Description
Operating Environment
kops 1.8.0
aws
k8s 1.8.4
What we expect to happen
Our kops spec looks like this:
apiVersion: kops/v1alpha2
kind: Cluster
metadata:
creationTimestamp: 2017-12-21T14:37:50Z
name: ecom-2.dev.domain.com
spec:
api:
loadBalancer:
type: Internal
...
masterInternalName: api.internal.ecom-2.dev.domain.com
Per the documentation here, we expect kops to create and maintain a route53 record for api.internal.ecom-2.dev.domain.com, which points to an AWS loadbalancer created for the masters.
What actually happens
We get instead a Route53 record that is a list of A records, corresponding to the masters .
Why this matters
Our workloads experience failures because the nodes cannot talk to a master any more--probably because they are using the ip address directly. When the node dies, workloads get failures doing lookups using kube-dns-- research has shown that this is due to the fact that kube-dns on the node is timing out trying to get to the masters via the old ip.
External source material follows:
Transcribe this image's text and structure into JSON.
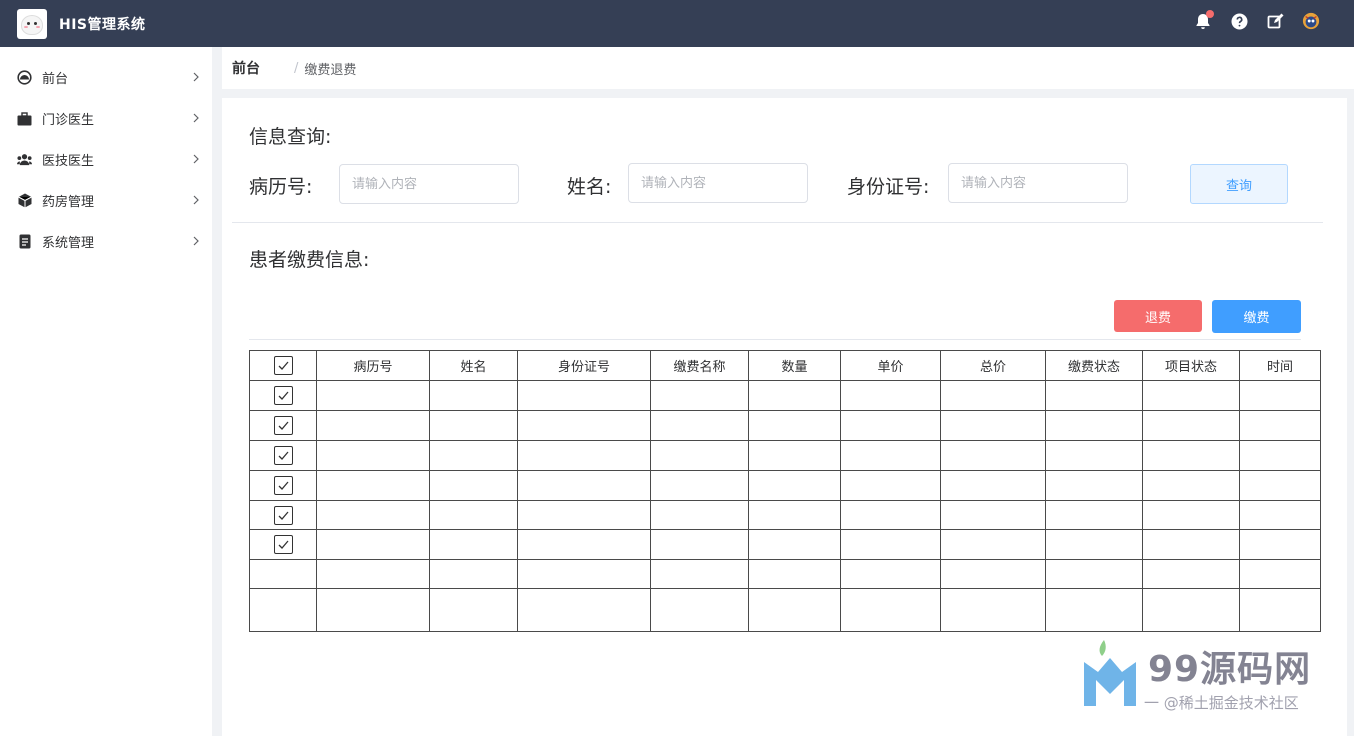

We can temporarily fix the issue by manually updating the Route53 record to point to the load balancer. We've verified that if we do this, and THEN kill a master, the workloads are not affected.
The problem is that when the new master comes back on line, the cluster re-writes the Route53 name back to A records-- so the workaround will not survive rolling updates.
I believe this is the root cause for #4247, and #3702, which I am going to close in favor of this.
I think this may be the actual root cause of #2634. The solution mentioned there is exactly as I describe, but I suspect would not survive a rolling update.
What we need
We need to know what configuration we have wrong that causes us to get an internal name pointing to the masters directly, and how to fix it.
Alternatively, a workaround that simply disables kops from updating the internal DNS record would be super helpful.